The United States was in worse shape.  The standing army was only about 7,000, and recruits were hard to come by outside of the South and West.  The war was extremely unpopular in New England, where they threatened secession if their commerce was further curtailed.  The navy was virtually nonexistent: a whopping 14 ships, with 6 frigates and no heavy-hitting ships of the line, compared to Britain’s 600 vessel monster.

The war was concentrated on the high seas, the Great Lakes, the coastal towns of the Chesapeake Bay, the western frontier and the Gulf coast.  Most battles were small affairs, especially in the west where the British had to use Canadian militia and native allies to buttress their small ranks.  This changed in 1814, when the waning of the Napoleonic Wars allowed Great Britain to allocate more resources to the American front.  This resulted in the burning of Washington, DC and the siege of Baltimore–the very same siege that gave birth to our national anthem.

By December of 1814, the war was tiring on both sides.  Britain wanted to maintain a strong hand in shaping post-Napoleonic Europe, and the war in the Americas weakened its position among its allies Austria and Russia.  The United States, meanwhile, wanted to end a costly conflict that had few clear victories and some disastrous defeats.  Both sides signed the Treaty of Ghent on December 28, 1814, which ended the war.

Or did it?

Somehow, Andrew Jackson did not get the message.  Maybe his DSL connection was down, or the network admin was doing maintenance.  Instead, he decides to give the British the beating of a lifetime.  On January 8, 1815, Jackson’s Americans soundly defeat an invading British force at New Orleans.  It made Jackson a national hero, but it never should’ve happened.  It wasn’t until the next month, when the British invaded Mobile, Alabama, that news reached the South of the peace treaty. 

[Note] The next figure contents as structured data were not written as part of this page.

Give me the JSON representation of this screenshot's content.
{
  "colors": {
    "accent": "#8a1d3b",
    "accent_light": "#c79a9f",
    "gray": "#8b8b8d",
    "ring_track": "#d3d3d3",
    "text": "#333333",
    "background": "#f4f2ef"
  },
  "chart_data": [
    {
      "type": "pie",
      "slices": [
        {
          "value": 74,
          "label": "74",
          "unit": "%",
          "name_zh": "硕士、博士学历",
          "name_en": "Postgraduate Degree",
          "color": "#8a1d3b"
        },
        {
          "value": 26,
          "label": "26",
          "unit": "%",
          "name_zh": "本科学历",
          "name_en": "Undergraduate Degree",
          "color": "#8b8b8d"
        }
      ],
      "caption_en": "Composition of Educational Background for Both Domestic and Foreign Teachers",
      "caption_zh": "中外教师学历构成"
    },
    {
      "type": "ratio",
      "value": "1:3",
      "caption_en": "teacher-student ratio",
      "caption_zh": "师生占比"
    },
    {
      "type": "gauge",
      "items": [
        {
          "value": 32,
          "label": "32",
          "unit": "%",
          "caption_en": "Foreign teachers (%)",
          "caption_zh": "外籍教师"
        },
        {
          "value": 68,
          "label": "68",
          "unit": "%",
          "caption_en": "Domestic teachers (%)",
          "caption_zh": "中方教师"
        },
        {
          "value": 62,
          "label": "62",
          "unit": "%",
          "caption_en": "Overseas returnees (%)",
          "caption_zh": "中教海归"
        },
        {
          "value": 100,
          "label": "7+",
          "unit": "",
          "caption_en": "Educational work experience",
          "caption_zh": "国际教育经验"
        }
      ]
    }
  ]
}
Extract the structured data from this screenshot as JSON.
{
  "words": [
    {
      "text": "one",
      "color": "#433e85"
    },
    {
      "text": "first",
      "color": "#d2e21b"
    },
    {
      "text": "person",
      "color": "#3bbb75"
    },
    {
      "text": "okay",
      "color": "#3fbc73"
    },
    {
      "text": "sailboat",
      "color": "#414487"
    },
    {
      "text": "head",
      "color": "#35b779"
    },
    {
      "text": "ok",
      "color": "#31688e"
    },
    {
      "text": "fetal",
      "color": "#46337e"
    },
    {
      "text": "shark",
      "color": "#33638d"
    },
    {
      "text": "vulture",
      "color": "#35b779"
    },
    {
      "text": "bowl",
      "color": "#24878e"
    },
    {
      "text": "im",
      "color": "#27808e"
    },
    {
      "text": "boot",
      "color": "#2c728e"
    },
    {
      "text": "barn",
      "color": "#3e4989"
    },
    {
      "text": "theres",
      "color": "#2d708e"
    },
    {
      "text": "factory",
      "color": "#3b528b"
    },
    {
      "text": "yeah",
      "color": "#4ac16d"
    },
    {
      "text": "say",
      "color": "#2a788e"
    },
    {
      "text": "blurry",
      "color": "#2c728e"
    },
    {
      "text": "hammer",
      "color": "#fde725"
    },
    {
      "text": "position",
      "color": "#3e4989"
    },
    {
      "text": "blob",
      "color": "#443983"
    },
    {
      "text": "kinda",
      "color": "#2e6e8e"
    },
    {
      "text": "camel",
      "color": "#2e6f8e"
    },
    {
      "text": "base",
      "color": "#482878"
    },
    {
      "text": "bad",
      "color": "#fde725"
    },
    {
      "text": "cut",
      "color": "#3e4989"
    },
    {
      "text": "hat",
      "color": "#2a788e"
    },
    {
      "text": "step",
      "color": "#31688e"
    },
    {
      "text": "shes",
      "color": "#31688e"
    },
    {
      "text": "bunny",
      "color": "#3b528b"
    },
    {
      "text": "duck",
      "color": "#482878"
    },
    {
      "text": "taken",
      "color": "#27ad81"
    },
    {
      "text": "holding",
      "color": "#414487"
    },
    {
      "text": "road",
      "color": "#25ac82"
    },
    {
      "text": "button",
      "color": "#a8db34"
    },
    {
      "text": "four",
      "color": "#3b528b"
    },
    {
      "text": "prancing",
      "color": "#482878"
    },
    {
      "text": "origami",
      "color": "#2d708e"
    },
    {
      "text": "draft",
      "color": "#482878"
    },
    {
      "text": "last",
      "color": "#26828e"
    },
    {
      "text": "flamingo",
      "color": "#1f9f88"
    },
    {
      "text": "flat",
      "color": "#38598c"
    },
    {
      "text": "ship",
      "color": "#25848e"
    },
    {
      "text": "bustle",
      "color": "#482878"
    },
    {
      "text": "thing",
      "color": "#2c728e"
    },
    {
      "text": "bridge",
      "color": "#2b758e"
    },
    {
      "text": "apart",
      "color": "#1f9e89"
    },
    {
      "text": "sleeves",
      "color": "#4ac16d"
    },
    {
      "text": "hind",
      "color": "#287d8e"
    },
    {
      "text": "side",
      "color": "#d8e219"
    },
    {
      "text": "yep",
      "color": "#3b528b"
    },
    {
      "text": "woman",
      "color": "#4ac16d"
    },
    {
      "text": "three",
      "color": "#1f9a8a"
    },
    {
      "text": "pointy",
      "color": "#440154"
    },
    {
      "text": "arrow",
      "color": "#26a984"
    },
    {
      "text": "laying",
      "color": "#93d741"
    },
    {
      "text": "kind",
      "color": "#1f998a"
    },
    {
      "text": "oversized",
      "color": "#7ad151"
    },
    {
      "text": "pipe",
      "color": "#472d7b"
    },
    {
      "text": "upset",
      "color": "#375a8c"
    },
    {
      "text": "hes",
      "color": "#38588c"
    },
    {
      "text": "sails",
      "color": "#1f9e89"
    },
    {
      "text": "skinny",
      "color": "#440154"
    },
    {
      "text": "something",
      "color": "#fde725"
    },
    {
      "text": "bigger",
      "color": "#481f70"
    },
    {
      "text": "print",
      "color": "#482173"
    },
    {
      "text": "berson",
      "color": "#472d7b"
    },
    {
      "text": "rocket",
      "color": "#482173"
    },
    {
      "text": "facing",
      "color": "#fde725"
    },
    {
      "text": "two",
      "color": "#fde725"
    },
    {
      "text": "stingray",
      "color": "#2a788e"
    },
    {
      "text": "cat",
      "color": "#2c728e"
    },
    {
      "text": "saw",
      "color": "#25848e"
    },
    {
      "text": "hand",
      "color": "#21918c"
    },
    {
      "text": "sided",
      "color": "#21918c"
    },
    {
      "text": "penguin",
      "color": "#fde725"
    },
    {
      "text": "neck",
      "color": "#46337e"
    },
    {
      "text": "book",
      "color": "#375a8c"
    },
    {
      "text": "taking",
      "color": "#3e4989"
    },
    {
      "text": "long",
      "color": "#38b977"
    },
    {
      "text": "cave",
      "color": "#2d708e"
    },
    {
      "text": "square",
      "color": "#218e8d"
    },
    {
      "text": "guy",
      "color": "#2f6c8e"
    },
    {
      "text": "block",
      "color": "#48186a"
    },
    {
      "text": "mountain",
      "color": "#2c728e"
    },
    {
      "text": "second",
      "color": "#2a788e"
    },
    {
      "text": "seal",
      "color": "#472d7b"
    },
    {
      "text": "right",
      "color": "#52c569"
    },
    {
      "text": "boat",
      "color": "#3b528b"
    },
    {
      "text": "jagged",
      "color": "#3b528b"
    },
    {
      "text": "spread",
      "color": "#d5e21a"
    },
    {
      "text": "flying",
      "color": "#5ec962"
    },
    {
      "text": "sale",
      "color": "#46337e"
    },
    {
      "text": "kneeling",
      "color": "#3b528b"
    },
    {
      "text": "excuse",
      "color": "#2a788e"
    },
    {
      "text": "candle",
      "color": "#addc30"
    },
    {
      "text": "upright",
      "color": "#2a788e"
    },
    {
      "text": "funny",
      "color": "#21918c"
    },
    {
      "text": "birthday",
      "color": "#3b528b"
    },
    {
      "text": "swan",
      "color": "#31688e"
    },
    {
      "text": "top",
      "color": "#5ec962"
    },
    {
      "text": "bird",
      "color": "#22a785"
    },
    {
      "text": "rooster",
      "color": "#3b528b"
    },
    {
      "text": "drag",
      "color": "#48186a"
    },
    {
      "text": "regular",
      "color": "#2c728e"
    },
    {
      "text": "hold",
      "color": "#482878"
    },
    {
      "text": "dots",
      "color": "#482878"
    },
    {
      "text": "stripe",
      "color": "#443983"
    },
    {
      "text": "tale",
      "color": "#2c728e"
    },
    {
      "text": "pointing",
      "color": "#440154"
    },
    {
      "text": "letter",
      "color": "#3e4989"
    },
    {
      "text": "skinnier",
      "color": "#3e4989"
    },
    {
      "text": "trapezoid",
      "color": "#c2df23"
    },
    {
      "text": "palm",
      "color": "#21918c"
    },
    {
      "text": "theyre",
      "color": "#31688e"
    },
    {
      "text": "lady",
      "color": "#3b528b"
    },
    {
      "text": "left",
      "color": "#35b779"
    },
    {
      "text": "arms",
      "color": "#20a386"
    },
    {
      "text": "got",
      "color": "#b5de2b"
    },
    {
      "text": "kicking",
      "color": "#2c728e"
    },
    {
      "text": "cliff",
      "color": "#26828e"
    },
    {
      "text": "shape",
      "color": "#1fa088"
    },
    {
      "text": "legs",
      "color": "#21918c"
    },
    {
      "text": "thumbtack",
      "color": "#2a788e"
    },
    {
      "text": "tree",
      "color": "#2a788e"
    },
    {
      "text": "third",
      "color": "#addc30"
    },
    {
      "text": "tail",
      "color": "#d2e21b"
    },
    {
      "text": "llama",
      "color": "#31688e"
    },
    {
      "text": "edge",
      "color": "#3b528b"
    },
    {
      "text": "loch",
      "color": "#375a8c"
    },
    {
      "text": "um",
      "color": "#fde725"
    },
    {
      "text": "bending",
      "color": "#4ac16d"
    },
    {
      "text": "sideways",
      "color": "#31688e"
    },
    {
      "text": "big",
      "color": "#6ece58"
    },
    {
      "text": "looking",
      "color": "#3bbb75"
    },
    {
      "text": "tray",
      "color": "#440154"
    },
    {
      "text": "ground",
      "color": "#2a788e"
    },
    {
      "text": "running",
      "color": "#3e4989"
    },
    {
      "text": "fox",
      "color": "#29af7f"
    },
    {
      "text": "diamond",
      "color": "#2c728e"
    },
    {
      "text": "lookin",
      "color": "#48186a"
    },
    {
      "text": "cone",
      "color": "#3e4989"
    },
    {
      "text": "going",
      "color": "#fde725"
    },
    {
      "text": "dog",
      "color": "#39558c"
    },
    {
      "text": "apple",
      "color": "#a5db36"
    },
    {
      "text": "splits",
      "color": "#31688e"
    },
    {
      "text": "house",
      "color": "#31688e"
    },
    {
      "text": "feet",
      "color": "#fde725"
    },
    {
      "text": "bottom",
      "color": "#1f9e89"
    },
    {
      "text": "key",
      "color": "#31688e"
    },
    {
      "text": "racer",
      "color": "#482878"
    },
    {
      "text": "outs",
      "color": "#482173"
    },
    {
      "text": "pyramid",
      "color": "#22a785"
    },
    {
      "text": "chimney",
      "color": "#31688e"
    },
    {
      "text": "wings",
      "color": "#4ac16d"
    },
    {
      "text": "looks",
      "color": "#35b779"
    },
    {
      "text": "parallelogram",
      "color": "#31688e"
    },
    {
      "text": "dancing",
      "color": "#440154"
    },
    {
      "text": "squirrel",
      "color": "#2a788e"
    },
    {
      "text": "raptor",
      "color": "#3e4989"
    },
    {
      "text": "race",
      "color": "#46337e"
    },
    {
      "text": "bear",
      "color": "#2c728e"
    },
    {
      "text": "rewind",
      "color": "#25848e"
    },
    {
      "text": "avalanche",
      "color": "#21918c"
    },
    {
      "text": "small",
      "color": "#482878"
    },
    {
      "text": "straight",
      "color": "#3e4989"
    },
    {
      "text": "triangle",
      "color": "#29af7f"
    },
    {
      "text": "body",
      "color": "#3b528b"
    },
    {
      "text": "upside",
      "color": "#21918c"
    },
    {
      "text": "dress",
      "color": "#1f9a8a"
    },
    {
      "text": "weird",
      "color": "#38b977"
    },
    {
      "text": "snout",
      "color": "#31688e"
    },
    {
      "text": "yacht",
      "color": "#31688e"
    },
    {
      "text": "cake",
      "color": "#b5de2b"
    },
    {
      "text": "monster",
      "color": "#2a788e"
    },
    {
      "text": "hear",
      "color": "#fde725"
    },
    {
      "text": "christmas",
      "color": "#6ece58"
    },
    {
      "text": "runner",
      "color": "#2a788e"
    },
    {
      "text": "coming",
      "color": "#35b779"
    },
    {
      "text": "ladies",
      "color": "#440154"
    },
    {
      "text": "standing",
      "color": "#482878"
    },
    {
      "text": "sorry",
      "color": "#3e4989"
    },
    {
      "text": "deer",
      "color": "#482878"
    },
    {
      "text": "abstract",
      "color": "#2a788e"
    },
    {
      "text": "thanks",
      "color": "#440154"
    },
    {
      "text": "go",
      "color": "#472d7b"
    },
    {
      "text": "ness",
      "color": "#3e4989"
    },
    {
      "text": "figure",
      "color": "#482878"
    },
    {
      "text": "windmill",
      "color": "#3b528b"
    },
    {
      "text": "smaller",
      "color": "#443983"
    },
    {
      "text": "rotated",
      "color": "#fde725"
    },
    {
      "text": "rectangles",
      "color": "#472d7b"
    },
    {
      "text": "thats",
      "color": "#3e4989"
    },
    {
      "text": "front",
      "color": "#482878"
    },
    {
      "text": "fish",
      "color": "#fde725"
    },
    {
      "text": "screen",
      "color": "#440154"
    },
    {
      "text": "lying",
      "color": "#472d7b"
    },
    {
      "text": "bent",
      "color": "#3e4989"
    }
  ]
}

So what did the War of 1812 teach us, kids? 

(1) Always check your messages.  It’ll avoid unfortunate misunderstandings and prevent escalation of conflict.  Jackson needed a Blackberry.  Lord Liverpool should’ve Twittered his actions.

(2) Never get caught with your pants down.  You’ll end up running like the US Army at the shameful Battle of Bladensburg in 1814.  It was widely considered the worst defeat in US military history.

(3) Always get the “last licks.” The schoolyard prepares us for the battlefields of life.  Jackson ended up with the last punch in 1815.  In 1828, he’d be elected President.